By Tony Fong

A wide-ranging team of researchers will use a $4.8 million ARRA grant to test the feasibility of measuring all proteins in humans.

The project, which will be funded for two years, will act as a "precursor" study to determine whether the Human Proteome Detection and Quantitation initiative, or hPDQ, can be done.

Participants in the first phase include researchers from the Broad Institute, the Fred Hutchinson Cancer Research Center, the company Plasma Proteome, and others.

First proposed in January in an article published in Molecular and Cellular Proteomics, hPDQ would create a library of anti-peptide antibodies to measure collections of proteins with high sensitivity and specificity [See PM 01/22/09]. The project would serve as a "near-term tactical approach" for providing a more basic map of the human proteome than the Human Proteome Organization's Human Proteome Project.

The current project will determine the feasibility of such a project by testing what it would take to build multiplexed mass spectrometry-based assays, using a multiple-reaction monitoring strategy, to cover the entire human proteome.

Because making and charactering antibodies for such assays are both time-intensive and costly, "it makes sense to first … characterize at the peptide level what assays work really well — what peptides work really well — and then subsequently go in and make antibodies in subsequent phases to those peptides to improve the sensitivity and throughput of the assays," Amanda Paulovich, a co-PI on the project, told ProteoMonitor this week.

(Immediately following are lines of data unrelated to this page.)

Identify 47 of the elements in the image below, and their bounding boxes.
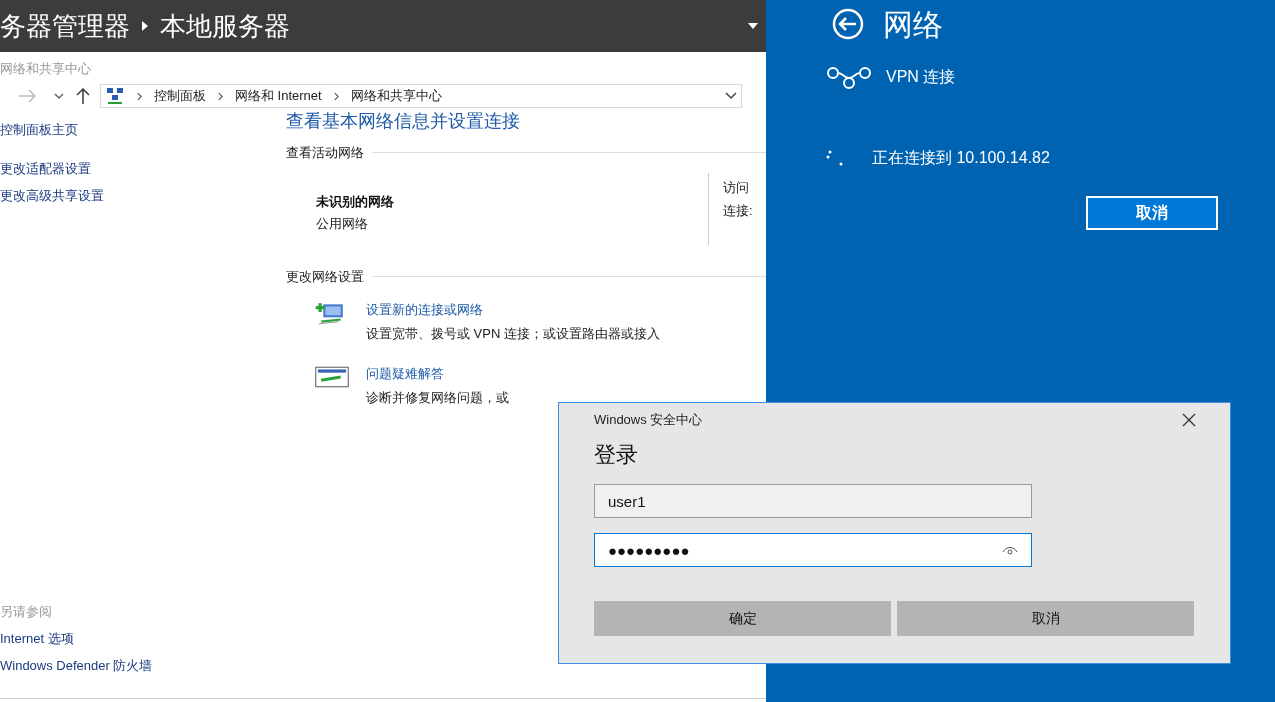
network-name: 未识别的网络 (316, 192, 395, 211)
chevron-right-icon[interactable] (218, 91, 223, 101)
window-title: 网络和共享中心 (0, 60, 92, 77)
vpn-icon (826, 64, 872, 90)
page-title: 本地服务器 (160, 9, 290, 43)
section-label: 另请参阅 (0, 603, 53, 621)
page-heading: 查看基本网络信息并设置连接 (286, 110, 521, 133)
section-label: 查看活动网络 (286, 144, 364, 162)
cancel-button[interactable]: 取消 (897, 601, 1194, 636)
section-label: 更改网络设置 (286, 267, 364, 286)
password-field[interactable]: ●●●●●●●●● (594, 533, 1032, 567)
breadcrumb-item[interactable]: 网络和 Internet (235, 86, 322, 106)
chevron-right-icon[interactable] (137, 91, 142, 101)
close-icon[interactable] (1182, 413, 1196, 427)
cancel-button[interactable]: 取消 (1086, 196, 1218, 230)
sidebar-link[interactable]: 更改高级共享设置 (0, 186, 286, 206)
breadcrumb-item[interactable]: 网络和共享中心 (350, 86, 442, 106)
settings-description: 诊断并修复网络问题，或 (366, 389, 509, 407)
vpn-label: VPN 连接 (886, 67, 956, 87)
network-type: 公用网络 (316, 214, 369, 233)
up-arrow-icon[interactable] (76, 88, 90, 104)
caret-icon (142, 21, 148, 31)
ok-button[interactable]: 确定 (594, 601, 891, 636)
panel-title: 网络 (883, 6, 943, 43)
sidebar-link[interactable]: 更改适配器设置 (0, 159, 286, 179)
sidebar-link[interactable]: Internet 选项 (0, 629, 286, 649)
settings-link[interactable]: 设置新的连接或网络 (366, 300, 660, 320)
detail-label: 访问 (723, 178, 750, 197)
sidebar-link[interactable]: Windows Defender 防火墙 (0, 656, 286, 676)
chevron-down-icon[interactable] (54, 93, 64, 99)
network-icon (105, 87, 125, 105)
sidebar-link[interactable]: 控制面板主页 (0, 120, 286, 140)
settings-description: 设置宽带、拨号或 VPN 连接；或设置路由器或接入 (366, 325, 660, 343)
status-text: 正在连接到 10.100.14.82 (872, 148, 1050, 168)
dropdown-icon[interactable] (748, 23, 758, 29)
dialog-title: 登录 (594, 441, 639, 469)
username-field[interactable]: user1 (594, 484, 1032, 518)
breadcrumb-item[interactable]: 控制面板 (154, 86, 206, 106)
eye-icon[interactable] (1002, 545, 1018, 555)
chevron-down-icon[interactable] (725, 92, 737, 100)
address-bar[interactable]: 控制面板 网络和 Internet 网络和共享中心 (100, 84, 742, 108)
chevron-right-icon[interactable] (333, 91, 339, 101)
dialog-app-name: Windows 安全中心 (594, 411, 703, 430)
troubleshoot-icon (314, 364, 350, 390)
app-title: 务器管理器 (0, 9, 130, 43)
detail-label: 连接: (723, 201, 753, 220)
settings-link[interactable]: 问题疑难解答 (366, 364, 509, 384)
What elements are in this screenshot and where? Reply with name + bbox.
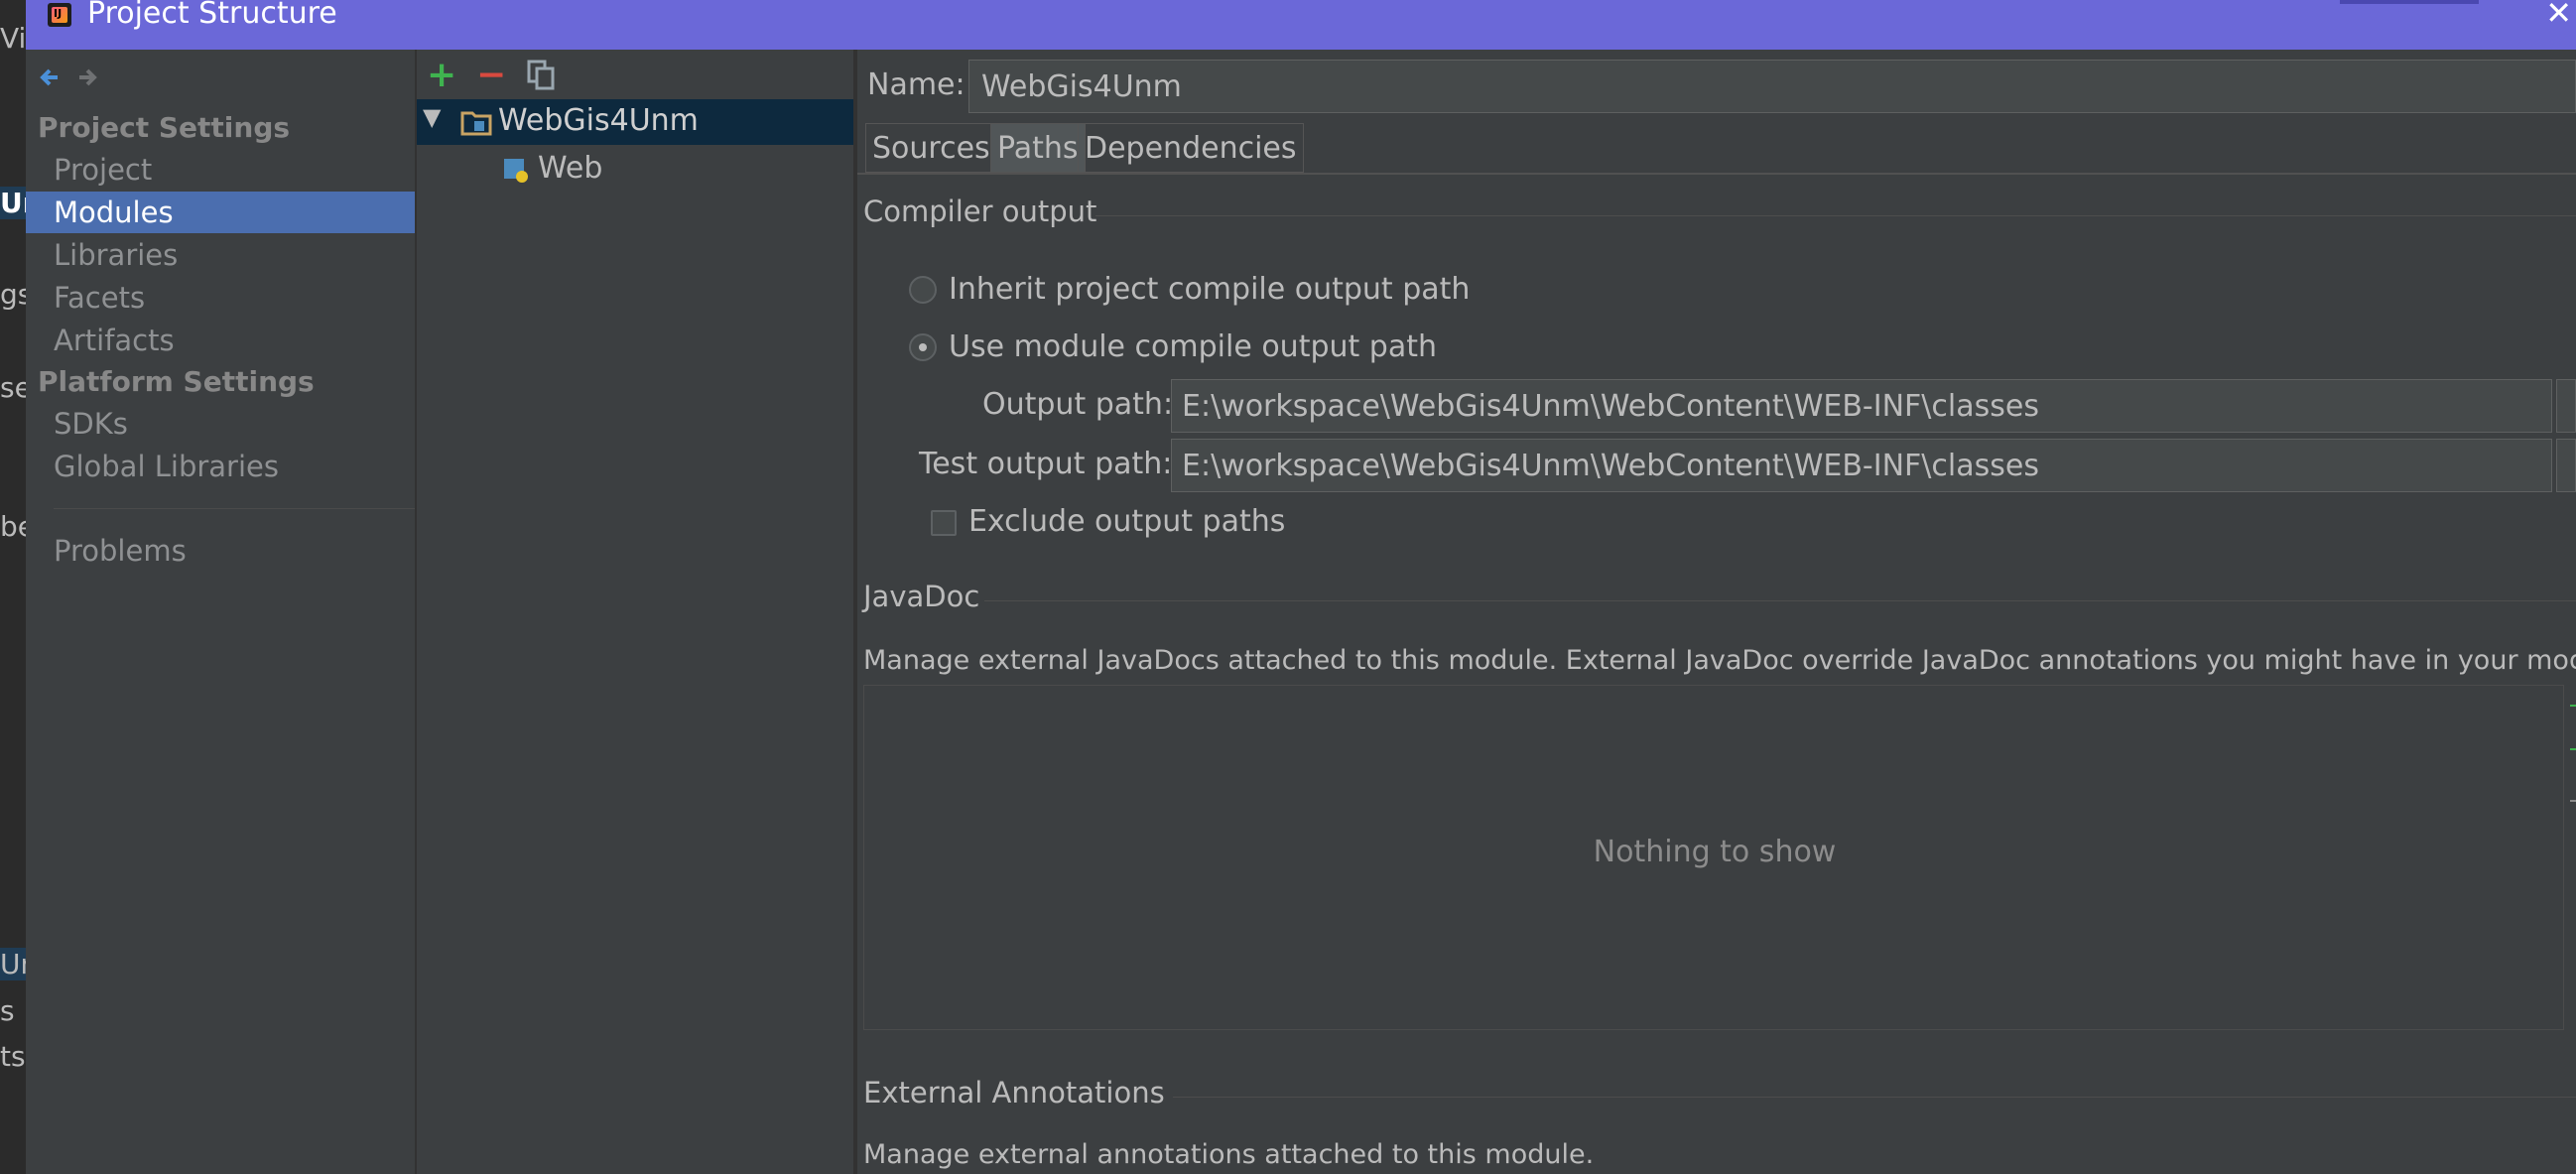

She is an associate member in the Clinical Research Division at the Fred Hutchinson Cancer Research Center specializing in genetics and oncology.

The project was recently identified by ProteoMonitor as the proteomics-directed research that received the highest stimulus funding in fiscal year 2009 [See PM 10/16/09].

Steven Carr, director of the Proteomics Platform at the Broad Institute, is the other co-PI, and Leigh Anderson, founder and CEO of the Plasma Proteome Institute, is senior advisor on the project.

"So this is the precursor stage where we're focused entirely on the MRM, defining what the best proteotypic peptides are, what the parameters are, and doing exploratory studies and cell lysates to see how well the assays behave," Paulovich added. "And then in a subsequent phase beyond this two-year early phase, we would go on to generate antibodies to improve sensitivity and throughput."

The fact that existing assays can measure only "very few human proteins" currently has been a "major impediment to research," she said. "So the idea here is that if we can achieve the ultimate goal of building a highly specific, sensitive, [and] multiplexible mass spec-based assay for every human protein, that would greatly facilitate not only basic biomedical research but also applied research such as biomarker studies."

Carr emphasized that though the project has a strong clinical angle, the benefits would have a much broader reach for the whole proteomics community.

"It's really about quantitative biology," he said. "While the project is addressing what appears to be a clinical need, it really has extensibility to any biological question you wish to answer in whatever context — tissue, cell line, biofluid — you want to address."

To those ends, Paulovich, Carr, and their colleagues will build assays to proteins detected in frozen breast cancer surgical specimens, then configure and fully characterize them in breast cancer cell lines. The goal is to configure a total of 400 novel assays targeting 400 peptides from 200 proteins.

They will then evaluate the assays in 51 breast cancer cell lines that had been previously characterized from a genomic perspective by Joe Gray's laboratory at the University of California, San Francisco.

Paulovich, Carr, and colleagues chose these particular proteins because they are expressed in human breast cancer and are detectable by mass spectrometry. Just as importantly, they may have some clinical relevance.

They will be evaluating the clinical relevance by mining Matthias Uhlen's Human Protein Atlas to look for proteins that are expressed in breast cancers but not in normal breast epithelium. "Those would be higher priority targets for us," she said.